The warning comes as preliminary studies have sparked intense interest after President Donald Trump talked during daily briefings about the virus and has tweeted that hydroxychloroquine plus an antibiotic could be “one of the biggest game changers in the history of medicine” and should “be put in use immediately.” He cited a French study that gave the combo to six patients.


Currently, there is no medicine specifically approved for treating COVID-19, the disease caused by the new coronavirus, which through Tuesday state officials said had led to 24 deaths and nearly 1,800 confirmed cases in Michigan.

"Prescribing hydroxychloroquine or chloroquine without further proof of efficacy for treating COVID-19 or with the intent to stockpile the drug may create a shortage for patients with lupus, rheumatoid arthritis, or other ailments for which chloroquine and hydroxychloroquine are proven treatments. Reports of this conduct will be evaluated and may be further investigated for administrative action," the LARA statement said.

Chloroquine and a similar drug, hydroxychloroquine, have shown encouraging signs in small, early tests against the coronavirus. But the drugs have major side effects, one reason scientists don’t want to give them without evidence of their value, even in this emergency.

Scientists warn about raising false hopes and say major studies are needed to prove the drugs are safe and effective against coronavirus, and to show that people would not have recovered just as well on their own.

"These are drugs that have not been proven scientifically or medically to treat COVID-19," LARA said.

The department warned that state pharmacists "may see an increased volume of prescriptions for hydroxychloroquine and chloroquine and should take special care to evaluate the prescriptions’ legitimacy."

"A pharmacist shall not fill a prescription if the pharmacist believes the prescription will be used for other than legitimate medical purposes or if the prescription could cause harm to a patient," it said.

Chloroquine has been used to treat malaria since the 1930s. Hydroxychloroquine, a similar drug, came along a decade later and has fewer side effects. The latter is sold in generic form and under the brand name Plaquenil for use against several diseases.

The drugs can cause heart rhythm problems, severely low blood pressure and muscle or nerve damage. Plaquenil’s label warns of possible damage to the retina, especially when used at higher doses, for longer times and with certain other medicines such as the breast cancer drug tamoxifen.

Hydroxychloroquine curbed coronavirus’ ability to enter cells in lab tests, researchers reported last week in the journal Nature Medicine. That doesn’t mean it would do the same in people or that they could tolerate the doses tested in the lab.

A report from China claimed chloroquine helped more than 100 patients at 10 hospitals, but they had various degrees of illness and were treated with various doses for different lengths of time. They also might have recovered without the drug — there was no comparison group.

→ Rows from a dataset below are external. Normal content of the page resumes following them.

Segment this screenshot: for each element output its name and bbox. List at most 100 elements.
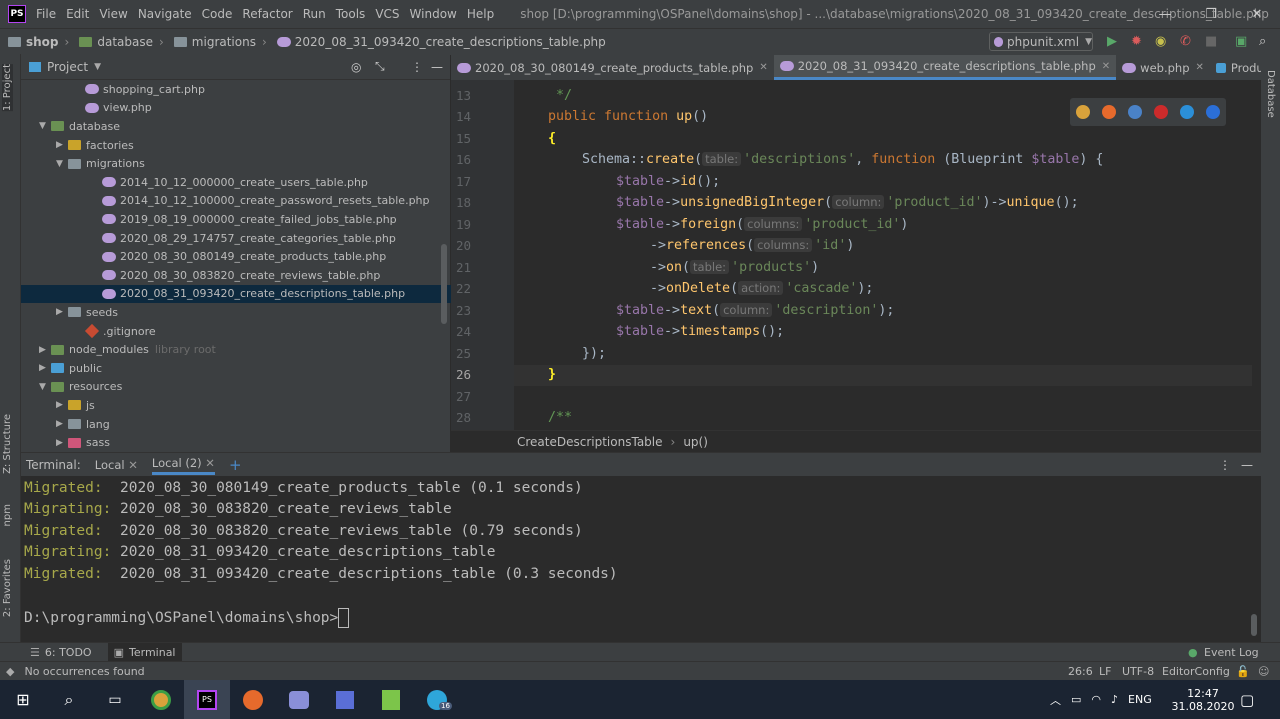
battery-icon[interactable]: ▭: [1071, 693, 1081, 706]
breadcrumb-method[interactable]: up(): [683, 435, 708, 449]
crumb-database[interactable]: database: [79, 35, 153, 49]
safari-icon[interactable]: [1128, 105, 1142, 119]
tab-products-migration[interactable]: 2020_08_30_080149_create_products_table.…: [451, 55, 774, 80]
search-button[interactable]: ⌕: [46, 680, 92, 719]
chrome-taskbar-button[interactable]: [138, 680, 184, 719]
tree-item[interactable]: view.php: [21, 99, 152, 118]
database-tool-button[interactable]: Database: [1265, 70, 1276, 118]
menu-edit[interactable]: Edit: [66, 7, 89, 21]
expand-closed-icon[interactable]: ▶: [56, 419, 68, 429]
tree-item[interactable]: shopping_cart.php: [21, 80, 205, 99]
favorites-tool-button[interactable]: 2: Favorites: [2, 559, 13, 617]
new-terminal-button[interactable]: +: [229, 456, 242, 474]
tree-item[interactable]: ▶ lang: [21, 415, 110, 434]
project-scrollbar[interactable]: [441, 244, 447, 324]
telegram-taskbar-button[interactable]: 16: [414, 680, 460, 719]
tree-item[interactable]: 2020_08_30_080149_create_products_table.…: [21, 247, 386, 266]
structure-tool-button[interactable]: Z: Structure: [2, 414, 13, 474]
run-icon[interactable]: ▶: [1107, 34, 1117, 49]
coverage-icon[interactable]: ◉: [1155, 34, 1166, 49]
opera-icon[interactable]: [1154, 105, 1168, 119]
close-icon[interactable]: ✕: [759, 62, 767, 73]
crumb-migrations[interactable]: migrations: [173, 35, 256, 49]
crumb-file[interactable]: 2020_08_31_093420_create_descriptions_ta…: [276, 35, 606, 49]
close-window-button[interactable]: ✕: [1234, 0, 1280, 28]
chrome-icon[interactable]: [1076, 105, 1090, 119]
action-center-icon[interactable]: ▢: [1240, 680, 1254, 719]
close-icon[interactable]: ✕: [1102, 61, 1110, 72]
project-tool-button[interactable]: 1: Project: [2, 64, 13, 112]
menu-run[interactable]: Run: [303, 7, 326, 21]
menu-navigate[interactable]: Navigate: [138, 7, 192, 21]
tree-item[interactable]: ▶ node_modules library root: [21, 340, 216, 359]
expand-open-icon[interactable]: ▼: [56, 159, 68, 169]
terminal-tab-local-2[interactable]: Local (2) ✕: [151, 456, 215, 475]
lock-icon[interactable]: 🔓: [1236, 665, 1250, 678]
tab-product-controller[interactable]: ProductController.: [1210, 55, 1261, 80]
tab-descriptions-migration[interactable]: 2020_08_31_093420_create_descriptions_ta…: [773, 55, 1117, 80]
tree-item[interactable]: ▶ seeds: [21, 303, 118, 322]
menu-code[interactable]: Code: [202, 7, 233, 21]
expand-closed-icon[interactable]: ▶: [39, 363, 51, 373]
tab-web[interactable]: web.php ✕: [1116, 55, 1210, 80]
start-button[interactable]: ⊞: [0, 680, 46, 719]
expand-closed-icon[interactable]: ▶: [56, 400, 68, 410]
ospanel-taskbar-button[interactable]: [276, 680, 322, 719]
save-app-taskbar-button[interactable]: [322, 680, 368, 719]
expand-closed-icon[interactable]: ▶: [56, 140, 68, 150]
stop-icon[interactable]: ■: [1205, 34, 1217, 49]
expand-closed-icon[interactable]: ▶: [56, 307, 68, 317]
language-indicator[interactable]: ENG: [1128, 693, 1152, 706]
menu-window[interactable]: Window: [410, 7, 457, 21]
tree-item[interactable]: ▶ sass: [21, 433, 110, 452]
terminal-icon[interactable]: ▣: [1235, 34, 1247, 49]
expand-closed-icon[interactable]: ▶: [39, 345, 51, 355]
crumb-shop[interactable]: shop: [8, 35, 59, 49]
terminal-prompt[interactable]: D:\programming\OSPanel\domains\shop>: [24, 608, 350, 628]
menu-tools[interactable]: Tools: [336, 7, 366, 21]
menu-view[interactable]: View: [99, 7, 127, 21]
maximize-button[interactable]: ❐: [1188, 0, 1234, 28]
terminal-tab-local[interactable]: Local ✕: [95, 458, 138, 472]
npm-tool-button[interactable]: npm: [2, 504, 13, 526]
terminal-tool-button[interactable]: ▣ Terminal: [107, 643, 182, 662]
collapse-icon[interactable]: ⤡: [375, 59, 385, 74]
firefox-icon[interactable]: [1102, 105, 1116, 119]
locate-icon[interactable]: ◎: [351, 60, 361, 74]
layers-icon[interactable]: ◆: [6, 665, 14, 678]
options-icon[interactable]: ⋮: [1219, 458, 1231, 472]
run-configuration-select[interactable]: phpunit.xml ▼: [989, 32, 1093, 51]
volume-icon[interactable]: ♪: [1111, 693, 1118, 706]
expand-closed-icon[interactable]: ▶: [56, 438, 68, 448]
chevron-up-icon[interactable]: ︿: [1050, 692, 1061, 708]
event-log-button[interactable]: Event Log: [1204, 646, 1259, 659]
expand-open-icon[interactable]: ▼: [39, 382, 51, 392]
phpstorm-taskbar-button[interactable]: PS: [184, 680, 230, 719]
tree-item[interactable]: ▼ database: [21, 117, 120, 136]
todo-tool-button[interactable]: 6: TODO: [45, 646, 92, 659]
tree-item[interactable]: ▶ public: [21, 359, 102, 378]
line-separator[interactable]: LF: [1099, 665, 1111, 678]
tree-item[interactable]: 2014_10_12_100000_create_password_resets…: [21, 192, 430, 211]
tree-item[interactable]: 2020_08_29_174757_create_categories_tabl…: [21, 229, 396, 248]
hide-panel-icon[interactable]: —: [1241, 458, 1253, 472]
firefox-taskbar-button[interactable]: [230, 680, 276, 719]
notepad-taskbar-button[interactable]: [368, 680, 414, 719]
phone-debug-icon[interactable]: ✆: [1180, 34, 1191, 49]
ie-icon[interactable]: [1180, 105, 1194, 119]
notifications-icon[interactable]: ☺: [1258, 665, 1269, 678]
breadcrumb-class[interactable]: CreateDescriptionsTable: [517, 435, 663, 449]
minimize-button[interactable]: —: [1142, 0, 1188, 28]
project-view-select[interactable]: Project: [47, 60, 88, 74]
expand-open-icon[interactable]: ▼: [39, 121, 51, 131]
tree-item[interactable]: ▼ resources: [21, 378, 122, 397]
editorconfig-indicator[interactable]: EditorConfig: [1162, 665, 1230, 678]
tree-item[interactable]: 2020_08_30_083820_create_reviews_table.p…: [21, 266, 380, 285]
clock[interactable]: 12:47 31.08.2020: [1172, 680, 1235, 719]
wifi-icon[interactable]: ◠: [1091, 693, 1101, 706]
terminal-scrollbar[interactable]: [1251, 614, 1257, 636]
search-icon[interactable]: ⌕: [1259, 34, 1266, 49]
caret-position[interactable]: 26:6: [1068, 665, 1093, 678]
chevron-down-icon[interactable]: ▼: [94, 62, 101, 72]
hide-panel-icon[interactable]: —: [431, 60, 443, 74]
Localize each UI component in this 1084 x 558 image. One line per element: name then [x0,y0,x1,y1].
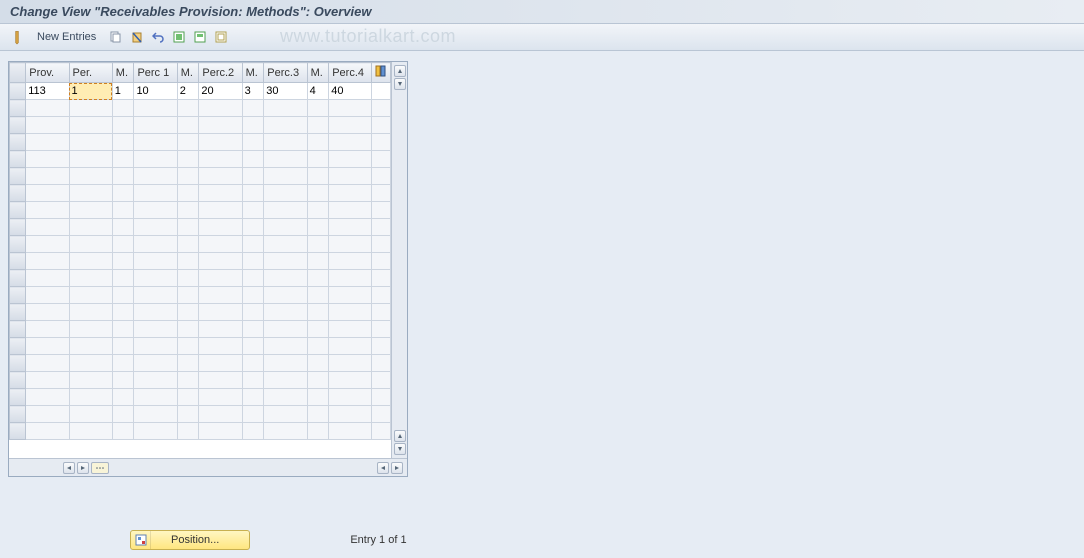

Some people have tried to take matters into their own hands, with deadly consequences. A Phoenix-area man died and his wife was in critical condition after taking chloroquine phosphate, an additive used to clean fish tanks. The cleaning agent has the same active ingredient as the medicine chloroquine but is formulated differently.

Dr. Daniel Brooks of Banner Health Care’s poison center in Phoenix urged people not to self-medicate.

“The last thing that we want right now is to inundate our emergency departments with patients who believe they found a vague and risky solution,” he said.